戒尺的痕迹在皮肉上泛着刺目的红,间或有些地方渗着血珠,看着就让人揪心。沈清辞取来伤药时,手还在微微发颤,方才挥尺时的狠厉早已褪去,只剩下满眼的疼惜。
林砚趴在榻上,后知后觉的疼意顺着骨头缝往外钻,让他忍不住吸了口冷气。听到沈清辞走近的动静,他没回头,只是把脸埋在枕头里,声音闷闷的:“轻点……”
“嗯。

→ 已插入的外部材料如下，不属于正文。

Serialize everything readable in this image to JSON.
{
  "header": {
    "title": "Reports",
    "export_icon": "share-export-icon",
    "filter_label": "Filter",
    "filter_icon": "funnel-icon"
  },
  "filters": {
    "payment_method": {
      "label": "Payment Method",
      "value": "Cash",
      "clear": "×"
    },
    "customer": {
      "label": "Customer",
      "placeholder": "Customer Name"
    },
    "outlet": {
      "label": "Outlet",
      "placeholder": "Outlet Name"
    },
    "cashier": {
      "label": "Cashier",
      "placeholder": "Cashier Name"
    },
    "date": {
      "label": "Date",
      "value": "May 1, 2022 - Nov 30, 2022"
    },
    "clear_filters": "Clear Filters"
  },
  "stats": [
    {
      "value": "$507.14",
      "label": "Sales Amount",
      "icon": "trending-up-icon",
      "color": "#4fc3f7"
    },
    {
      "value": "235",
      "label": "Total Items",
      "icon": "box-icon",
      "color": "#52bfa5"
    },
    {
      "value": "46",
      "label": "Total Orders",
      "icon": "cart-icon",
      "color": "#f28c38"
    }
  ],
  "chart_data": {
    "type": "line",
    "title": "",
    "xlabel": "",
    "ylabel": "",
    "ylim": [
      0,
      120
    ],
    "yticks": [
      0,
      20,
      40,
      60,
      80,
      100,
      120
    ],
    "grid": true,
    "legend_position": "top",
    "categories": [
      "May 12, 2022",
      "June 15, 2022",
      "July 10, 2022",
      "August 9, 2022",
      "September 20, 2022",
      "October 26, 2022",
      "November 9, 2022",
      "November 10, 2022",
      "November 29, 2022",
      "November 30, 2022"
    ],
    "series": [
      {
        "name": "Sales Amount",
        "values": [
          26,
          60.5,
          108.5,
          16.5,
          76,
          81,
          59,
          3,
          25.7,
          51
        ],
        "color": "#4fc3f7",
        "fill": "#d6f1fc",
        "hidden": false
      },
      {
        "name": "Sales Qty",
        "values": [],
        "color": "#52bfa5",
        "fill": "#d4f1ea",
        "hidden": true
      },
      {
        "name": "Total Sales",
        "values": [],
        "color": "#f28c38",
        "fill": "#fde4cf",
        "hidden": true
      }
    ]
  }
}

”沈清辞应着,在他身侧坐下,指尖轻轻拂过那片红肿的皮肉,引得林砚又是一阵瑟缩。
冰凉的药膏触到伤口时,传来一阵尖锐的刺痛,林砚死死攥着榻上的锦被,指节泛白。沈清辞放轻了动作,用指腹一点点将药膏抹匀,力道轻柔得像是在对待易碎的珍宝。
“疼吗?”他低声问,声音里带着歉疚。
林砚没说话,只是肩膀微微耸动了一下。沈清辞这才发现,他又在偷偷掉眼泪——不是因为疼,是委屈,是后怕,或许还有些说不清道不明的依赖。
沈清辞叹了口气,放下药膏,俯身轻轻拍了拍他的后背:“好了,不疼了。”
“还疼。”林砚忽然转过身,不顾牵动伤口的疼,一把抓住他的手腕,眼眶红红的,像只受了委屈的小狗,“要抱抱。”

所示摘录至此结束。